Dursun YILDIZ : Toprak özelliklerindeki bu farklar, toprağın inflitrasyon özelliğini de etkileyerek suyun daha fazla ve daha hızlı bir şekilde akışa geçmesine neden olabilir. Yangın sonrasında araziden gelecek akışın miktarı ve süresi , yangın sonrasındaki kül tabakası kalınlığı, ince sedimet ve iğne yapraklı birikim nedeniyle oluşacak yüzey sızdırmazlığından da etkilenebilir.
Genel olarak , orman yangınları hidrolojik süreçleri etkileyerek, ani taşkınları arttıracak sık tekerrürlü yağışlara neden olabilir. Ayrıca bu taşkınların tahmin edilebilmesini de zorlaştırabilir.
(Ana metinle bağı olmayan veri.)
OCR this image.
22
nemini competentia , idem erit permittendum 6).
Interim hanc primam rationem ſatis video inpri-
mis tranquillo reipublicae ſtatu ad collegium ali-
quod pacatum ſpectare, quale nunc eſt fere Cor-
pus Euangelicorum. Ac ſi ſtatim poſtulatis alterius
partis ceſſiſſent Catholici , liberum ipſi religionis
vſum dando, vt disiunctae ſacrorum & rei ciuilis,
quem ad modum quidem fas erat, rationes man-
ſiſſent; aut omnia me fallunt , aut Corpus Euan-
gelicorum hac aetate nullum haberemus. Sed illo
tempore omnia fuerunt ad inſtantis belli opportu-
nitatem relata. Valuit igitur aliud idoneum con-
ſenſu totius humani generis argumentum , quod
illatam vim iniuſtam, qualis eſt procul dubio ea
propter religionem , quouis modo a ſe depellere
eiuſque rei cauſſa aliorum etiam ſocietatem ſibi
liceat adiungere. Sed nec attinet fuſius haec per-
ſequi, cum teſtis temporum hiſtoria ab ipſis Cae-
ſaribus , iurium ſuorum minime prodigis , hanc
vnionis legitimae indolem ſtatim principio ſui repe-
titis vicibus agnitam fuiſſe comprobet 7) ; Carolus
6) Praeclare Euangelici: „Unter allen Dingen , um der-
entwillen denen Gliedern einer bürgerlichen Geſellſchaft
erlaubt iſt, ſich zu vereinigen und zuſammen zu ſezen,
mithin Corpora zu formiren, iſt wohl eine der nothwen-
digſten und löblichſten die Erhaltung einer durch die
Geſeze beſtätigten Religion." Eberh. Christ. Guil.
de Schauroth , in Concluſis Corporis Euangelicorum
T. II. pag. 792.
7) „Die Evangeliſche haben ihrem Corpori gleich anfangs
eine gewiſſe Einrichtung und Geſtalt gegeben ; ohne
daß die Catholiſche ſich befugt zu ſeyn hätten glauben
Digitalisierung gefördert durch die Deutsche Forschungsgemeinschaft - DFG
Ancak bir orman yangını yaşanan bölgedeki akışlarının uzun vadeli kayıtları nadiren bulunmakta , bu da yangının etkilerini değerlendirmeyi zorlaştırmaktadır. Bununla birlikte, verilerin mevcut olduğu birkaç durumda, 6-7 yıl boyunca bölgede oluşan pik debilerde 2 ila 5 kat artışlar bildirilmiştir.
TÜHA HABER : Çeşitli araştırmalar, küçük orman yangınlarının yangın sonrasında yağışla oluşacak pik debiler üzerinde ölçülebilir etkiler yaratmadığını ortaya koymuştur. Bu konuda neler söylemek istersiniz?
Dursun YILDIZ : Ancak bazı araştırmalarda orta ve büyük ölçekli ve uzun süreli yangınların hidrolojik etkisinin çok daha fazla olduğu görülmüştür. Yangından sonra bu bölgeye düşen kısa süreli şiddetli yağışların normal ormanlık arazilerde daha önce gözlemlenenden 5 ila 8 kat daha büyük pik debiler üretebileceği sonucuna varılmıştır.
Değerlendirme
TÜHA HABER : Sayın YILDIZ, Türkiye’de su konusunda önde gelen uzman kişilerden birisiniz, çok önemli araştırmalarınız var, hatta bu araştırmalarınızı bilimsel olarak yayınladınız. Sizce orman yangınlarının sadece su kaynaklarına mı etkileri var?.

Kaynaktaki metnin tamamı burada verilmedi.